Second District, in Kim II, Reverses Denial of Fee to Settling Plaintiff Who Obtained Rescission and Restitution in a “Lemon Porsche” Case.
The nice thing about our blog is that many cases come back to illustrate fee recovery principles or give us a chance to elaborate on past posts. The next decision fits into both of these categories.
California’s Consumer Legal Remedies Act (CLRA) has a mandatory fee-shifting provision requiring that fees be awarded to a “prevailing plaintiff” under CLRA (Civil Code) section 1780(d). “Prevailing plaintiff” is not defined in the statutory scheme, but we surveyed cases in our June 3, 2008 post that held it meant a litigant obtaining a “net monetary recovery” on a CLRA claim. One of the decisions so holding was Kim v. Euromotors West/The Auto Gallery, 149 Cal.App.4th 170 (2007) (Kim I). The Second District, Division Eight, in Kim I, reversed the lower court for its belief that a settlement of plaintiff’s claims—especially with a settlement agreement by which rescission was accomplished and money was paid back for a repair-weary Porsche, with an express reservation of an ability to seek fees under the CLRA—precluded a fee award. In remanding, the appellate panel designated three alternate ways that the plaintiff might be able to establish he was a prevailing plaintiff: (1) he obtained a “net monetary recovery” (by analogy to Code of Civil Procedure section 1032); (2) he achieved “most or all” of his litigation objectives; or (3) he achieved a combination of monetary recovery and litigation objectives. (Kim I, supra, 149 Cal.App.4th at 181 [phrasing its language in the disjunctive].)
On remand, the lower court yet again denied fee recovery to plaintiff.

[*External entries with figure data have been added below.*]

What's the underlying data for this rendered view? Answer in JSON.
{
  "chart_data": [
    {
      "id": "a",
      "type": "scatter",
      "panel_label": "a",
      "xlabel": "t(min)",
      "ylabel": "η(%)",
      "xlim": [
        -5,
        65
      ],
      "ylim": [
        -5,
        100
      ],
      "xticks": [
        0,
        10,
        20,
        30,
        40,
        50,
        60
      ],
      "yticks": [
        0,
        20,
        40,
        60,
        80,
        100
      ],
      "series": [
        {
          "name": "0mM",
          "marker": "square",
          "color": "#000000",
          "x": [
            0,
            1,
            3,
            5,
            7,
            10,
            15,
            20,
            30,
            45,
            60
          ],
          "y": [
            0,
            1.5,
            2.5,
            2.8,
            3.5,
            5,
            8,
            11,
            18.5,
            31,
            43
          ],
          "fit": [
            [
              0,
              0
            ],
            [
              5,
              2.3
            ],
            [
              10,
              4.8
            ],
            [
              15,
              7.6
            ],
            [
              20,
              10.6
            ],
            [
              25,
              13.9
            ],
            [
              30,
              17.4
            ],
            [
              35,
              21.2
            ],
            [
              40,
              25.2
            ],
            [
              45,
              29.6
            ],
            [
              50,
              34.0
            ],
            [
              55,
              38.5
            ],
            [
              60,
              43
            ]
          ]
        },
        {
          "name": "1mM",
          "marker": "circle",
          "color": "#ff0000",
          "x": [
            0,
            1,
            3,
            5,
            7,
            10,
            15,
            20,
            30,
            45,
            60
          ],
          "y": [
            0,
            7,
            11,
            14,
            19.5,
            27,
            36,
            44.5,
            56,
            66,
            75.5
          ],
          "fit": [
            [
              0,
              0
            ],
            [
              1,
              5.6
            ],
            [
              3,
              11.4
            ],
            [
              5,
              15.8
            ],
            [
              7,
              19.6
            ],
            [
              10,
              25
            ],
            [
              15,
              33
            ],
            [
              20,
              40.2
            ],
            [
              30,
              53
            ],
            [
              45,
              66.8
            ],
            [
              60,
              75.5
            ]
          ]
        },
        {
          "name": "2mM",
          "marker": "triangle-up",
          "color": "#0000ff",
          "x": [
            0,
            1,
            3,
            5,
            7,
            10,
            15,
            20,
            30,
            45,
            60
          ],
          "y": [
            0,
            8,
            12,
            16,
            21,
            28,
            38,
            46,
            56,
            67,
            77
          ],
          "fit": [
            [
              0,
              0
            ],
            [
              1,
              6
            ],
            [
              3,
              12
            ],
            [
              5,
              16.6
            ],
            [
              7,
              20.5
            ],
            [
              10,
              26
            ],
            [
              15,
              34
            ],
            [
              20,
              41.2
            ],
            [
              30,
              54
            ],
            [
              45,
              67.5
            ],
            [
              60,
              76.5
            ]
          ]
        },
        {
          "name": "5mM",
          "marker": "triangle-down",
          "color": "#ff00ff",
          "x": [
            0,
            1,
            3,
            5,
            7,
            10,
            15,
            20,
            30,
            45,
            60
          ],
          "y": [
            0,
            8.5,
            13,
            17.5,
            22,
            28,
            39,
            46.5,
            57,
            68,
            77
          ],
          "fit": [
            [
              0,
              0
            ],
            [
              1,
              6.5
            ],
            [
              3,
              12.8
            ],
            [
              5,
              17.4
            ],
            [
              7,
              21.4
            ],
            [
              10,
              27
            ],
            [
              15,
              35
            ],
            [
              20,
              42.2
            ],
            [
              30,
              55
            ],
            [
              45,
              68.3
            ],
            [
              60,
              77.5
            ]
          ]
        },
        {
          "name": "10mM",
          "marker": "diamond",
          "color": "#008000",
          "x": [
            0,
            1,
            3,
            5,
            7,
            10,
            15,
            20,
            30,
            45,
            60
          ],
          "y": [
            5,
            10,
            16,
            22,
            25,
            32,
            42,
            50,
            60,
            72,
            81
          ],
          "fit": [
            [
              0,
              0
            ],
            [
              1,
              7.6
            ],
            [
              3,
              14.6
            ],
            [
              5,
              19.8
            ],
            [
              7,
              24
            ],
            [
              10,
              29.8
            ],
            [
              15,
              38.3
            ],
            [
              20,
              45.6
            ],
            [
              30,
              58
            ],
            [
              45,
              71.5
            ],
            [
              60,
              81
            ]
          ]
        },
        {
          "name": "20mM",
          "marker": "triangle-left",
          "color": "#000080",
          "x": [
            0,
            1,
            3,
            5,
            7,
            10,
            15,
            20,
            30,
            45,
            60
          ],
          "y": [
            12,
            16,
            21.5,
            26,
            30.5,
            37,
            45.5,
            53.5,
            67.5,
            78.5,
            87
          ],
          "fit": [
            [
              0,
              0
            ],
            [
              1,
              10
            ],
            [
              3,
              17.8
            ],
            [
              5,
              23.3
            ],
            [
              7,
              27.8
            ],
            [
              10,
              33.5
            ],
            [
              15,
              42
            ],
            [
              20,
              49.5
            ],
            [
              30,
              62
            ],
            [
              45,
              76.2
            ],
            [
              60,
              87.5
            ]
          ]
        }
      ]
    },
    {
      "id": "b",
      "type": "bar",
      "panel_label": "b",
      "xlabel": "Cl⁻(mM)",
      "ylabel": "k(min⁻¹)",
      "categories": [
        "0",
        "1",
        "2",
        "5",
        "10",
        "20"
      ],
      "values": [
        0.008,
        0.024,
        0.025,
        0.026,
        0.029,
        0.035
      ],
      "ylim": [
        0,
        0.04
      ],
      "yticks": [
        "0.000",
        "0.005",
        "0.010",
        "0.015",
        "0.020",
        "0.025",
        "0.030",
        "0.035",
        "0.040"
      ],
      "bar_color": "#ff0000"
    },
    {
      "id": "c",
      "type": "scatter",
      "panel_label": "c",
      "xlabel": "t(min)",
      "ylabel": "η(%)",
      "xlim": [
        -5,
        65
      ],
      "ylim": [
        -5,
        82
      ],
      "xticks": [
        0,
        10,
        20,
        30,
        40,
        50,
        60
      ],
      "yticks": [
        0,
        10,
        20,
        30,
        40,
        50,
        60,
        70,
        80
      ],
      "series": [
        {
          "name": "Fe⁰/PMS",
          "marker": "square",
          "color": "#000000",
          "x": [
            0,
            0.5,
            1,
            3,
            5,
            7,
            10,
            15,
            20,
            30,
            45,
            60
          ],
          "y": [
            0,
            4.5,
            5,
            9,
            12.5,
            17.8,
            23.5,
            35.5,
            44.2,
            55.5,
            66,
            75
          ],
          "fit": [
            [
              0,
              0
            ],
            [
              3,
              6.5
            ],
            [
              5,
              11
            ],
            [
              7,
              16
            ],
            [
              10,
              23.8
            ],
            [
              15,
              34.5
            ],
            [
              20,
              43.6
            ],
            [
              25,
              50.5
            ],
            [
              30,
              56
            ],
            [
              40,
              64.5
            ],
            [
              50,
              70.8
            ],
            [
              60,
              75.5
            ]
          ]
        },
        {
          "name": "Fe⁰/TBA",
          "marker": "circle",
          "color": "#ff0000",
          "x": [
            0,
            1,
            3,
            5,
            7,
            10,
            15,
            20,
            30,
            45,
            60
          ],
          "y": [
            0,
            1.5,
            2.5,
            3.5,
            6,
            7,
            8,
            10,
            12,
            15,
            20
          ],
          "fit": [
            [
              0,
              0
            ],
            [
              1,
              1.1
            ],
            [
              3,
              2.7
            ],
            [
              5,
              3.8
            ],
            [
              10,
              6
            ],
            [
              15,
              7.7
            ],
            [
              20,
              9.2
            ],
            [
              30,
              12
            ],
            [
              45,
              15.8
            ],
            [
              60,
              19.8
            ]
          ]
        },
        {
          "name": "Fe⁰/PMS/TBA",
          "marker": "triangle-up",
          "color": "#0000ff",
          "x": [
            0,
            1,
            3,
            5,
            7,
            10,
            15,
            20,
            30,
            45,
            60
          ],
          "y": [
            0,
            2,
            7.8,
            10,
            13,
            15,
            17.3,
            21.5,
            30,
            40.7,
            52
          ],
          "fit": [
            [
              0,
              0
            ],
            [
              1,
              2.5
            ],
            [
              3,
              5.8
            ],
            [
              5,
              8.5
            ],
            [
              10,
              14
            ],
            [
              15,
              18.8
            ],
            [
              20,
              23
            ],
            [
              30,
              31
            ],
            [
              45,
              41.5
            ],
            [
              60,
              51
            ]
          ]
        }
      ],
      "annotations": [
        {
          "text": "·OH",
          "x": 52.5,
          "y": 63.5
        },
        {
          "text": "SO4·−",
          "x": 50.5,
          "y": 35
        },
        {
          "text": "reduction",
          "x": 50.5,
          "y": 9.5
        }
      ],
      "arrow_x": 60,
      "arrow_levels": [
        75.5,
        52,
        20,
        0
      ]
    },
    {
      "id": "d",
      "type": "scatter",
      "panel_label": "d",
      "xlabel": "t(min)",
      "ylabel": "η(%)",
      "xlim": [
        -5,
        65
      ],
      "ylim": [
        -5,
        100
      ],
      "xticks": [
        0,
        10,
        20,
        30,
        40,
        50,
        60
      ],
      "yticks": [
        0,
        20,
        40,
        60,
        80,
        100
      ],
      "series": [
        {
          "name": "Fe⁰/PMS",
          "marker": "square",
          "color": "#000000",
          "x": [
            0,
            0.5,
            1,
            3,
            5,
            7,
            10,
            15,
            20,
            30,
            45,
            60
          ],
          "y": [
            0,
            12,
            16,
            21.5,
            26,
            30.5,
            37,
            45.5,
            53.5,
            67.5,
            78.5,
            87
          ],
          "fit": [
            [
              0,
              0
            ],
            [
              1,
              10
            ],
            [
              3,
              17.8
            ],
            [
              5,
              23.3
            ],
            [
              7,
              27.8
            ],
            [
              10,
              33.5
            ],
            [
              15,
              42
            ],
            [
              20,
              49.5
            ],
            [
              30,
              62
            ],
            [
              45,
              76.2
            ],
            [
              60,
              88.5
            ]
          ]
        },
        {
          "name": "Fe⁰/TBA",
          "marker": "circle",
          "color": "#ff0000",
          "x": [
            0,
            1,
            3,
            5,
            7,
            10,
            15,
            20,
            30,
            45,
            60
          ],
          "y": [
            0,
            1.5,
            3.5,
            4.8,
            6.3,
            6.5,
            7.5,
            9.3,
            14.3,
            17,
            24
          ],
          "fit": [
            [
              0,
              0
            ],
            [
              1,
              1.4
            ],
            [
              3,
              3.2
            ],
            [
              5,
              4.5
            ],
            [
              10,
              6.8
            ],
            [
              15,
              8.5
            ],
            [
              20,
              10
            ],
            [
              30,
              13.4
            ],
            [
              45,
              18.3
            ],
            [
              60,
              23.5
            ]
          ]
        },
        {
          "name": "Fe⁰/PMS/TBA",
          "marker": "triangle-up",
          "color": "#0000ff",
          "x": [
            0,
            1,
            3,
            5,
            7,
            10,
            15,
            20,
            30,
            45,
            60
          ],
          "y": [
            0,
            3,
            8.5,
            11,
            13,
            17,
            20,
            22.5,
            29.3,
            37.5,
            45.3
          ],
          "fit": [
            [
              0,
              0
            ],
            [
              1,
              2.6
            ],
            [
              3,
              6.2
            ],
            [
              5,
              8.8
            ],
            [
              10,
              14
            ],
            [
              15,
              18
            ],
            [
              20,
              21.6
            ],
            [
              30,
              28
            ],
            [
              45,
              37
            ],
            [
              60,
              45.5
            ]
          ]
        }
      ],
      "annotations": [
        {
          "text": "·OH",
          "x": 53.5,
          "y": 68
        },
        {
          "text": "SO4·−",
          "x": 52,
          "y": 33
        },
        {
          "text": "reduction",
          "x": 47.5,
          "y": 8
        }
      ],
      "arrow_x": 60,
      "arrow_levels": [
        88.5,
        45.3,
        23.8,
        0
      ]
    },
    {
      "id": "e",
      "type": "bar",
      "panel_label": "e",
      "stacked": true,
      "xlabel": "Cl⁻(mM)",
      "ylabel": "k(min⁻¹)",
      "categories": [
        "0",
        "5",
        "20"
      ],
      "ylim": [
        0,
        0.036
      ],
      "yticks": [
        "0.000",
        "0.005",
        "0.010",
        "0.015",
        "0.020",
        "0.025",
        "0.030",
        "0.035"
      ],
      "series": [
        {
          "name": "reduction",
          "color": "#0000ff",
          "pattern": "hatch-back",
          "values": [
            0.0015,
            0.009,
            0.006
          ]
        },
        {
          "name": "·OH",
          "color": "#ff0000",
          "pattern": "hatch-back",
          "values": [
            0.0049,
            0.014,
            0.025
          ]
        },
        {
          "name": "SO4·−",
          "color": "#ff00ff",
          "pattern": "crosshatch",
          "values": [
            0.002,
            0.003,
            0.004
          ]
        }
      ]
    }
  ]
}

This time around, the rationale was different: plaintiff had dismissed nine of ten claims in the settlement agreement (each side bearing their respective fees and costs) and had only obtained rescission/restitution under the CLRA claim (reserving a fee recovery determination for judicial action later on). The trial court observed, “neither party achieved complete recovery on all claims and on balance neither party prevailed sufficiently to justify an award of attorney’s fees.” Kim appealed this adverse ruling.
That brings us to Kim v. Porsche Cars North America, Inc., Case No. B199777 (2d Dist., Div. 8 July 21, 2008) (unpublished) (Kim II). Although our title has given the result away, Kim obtained a reversal, with the appellate court directing the lower court to determine the amount of fees that Kim shall recover.
At the outset, Justice Rubin, writing for a 3-0 panel, acknowledged that fee awards are usually governed by the deferential abuse of discretion review standard. However, he noted an important nuance to this rule—“[f]ailure to follow applicable legal principles is properly considered an abuse of discretion,” citing Kim I, supra, 149 Cal.App.4th at 176-177.
The Court of Appeal found that the trial court failed to follow the disjunctive test that was enunciated in Kim I for determining whether plaintiff prevailed. Because the lower court found Kim had obtained a net monetary recovery (a fact beyond dispute), he prevailed under CLRA section 1780(d). The panel stated that “complete recovery on all claims” is not the correct test—“[a]t most, even a plaintiff who has not obtained a net monetary recovery need show only that he achieved most of his litigation objectives to establish prevailing plaintiff status ….”, citing Graciano v. Robinson Ford Sales, Inc., 144 Cal.App.4th 140, 150 (2006).
Further, Justice Rubin found that dismissal of the bulk of claims did not preclude Kim from establishing prevailing party status. Focusing on California’s “primary right” doctrine, the appellate court decided that a litigant can prevail where he obtains recovery on one claim, especially where the dismissed claims involve either duplicative relief or less important forms of relief. The panel found that Kim did accomplish his primary litigation objective—rescission and restitution—such that he was not divested of prevailing party status by dismissing duplicative relief (monetary damages) or less important relief (Song-Beverly Act civil penalties or an injunction). (Slip Opn., pp.8-9.)
Judge Egerton (sitting by assignment) concurred, but wrote to clarify what he believed to be the result reached in the particular circumstances of Kim II. He noted that trial courts have very broad discretion in determining prevailing party status in fee contests, with it often being the case that a plaintiff prevailing on only one claim out of ten will not be deemed the prevailing party. Judge Egerton then explained his concurrence: “On the specific facts of this case, however, I agree with the majority that Kim was entitled to attorney’s fees under the CLRA. Before suing, Kim asked [the Porsche dealer] to take the car back and to refund his money. [Dealer] refused. In the settlement, Kim succeeded in returning the car to [Dealer] and getting his money back.”
Kim II is valuable in clarifying that the CLRA fee recovery test is a disjunctive tripartite test, and can allow a successful plaintiff to be deemed “prevailing” if one factor or a combination of them can be satisfied.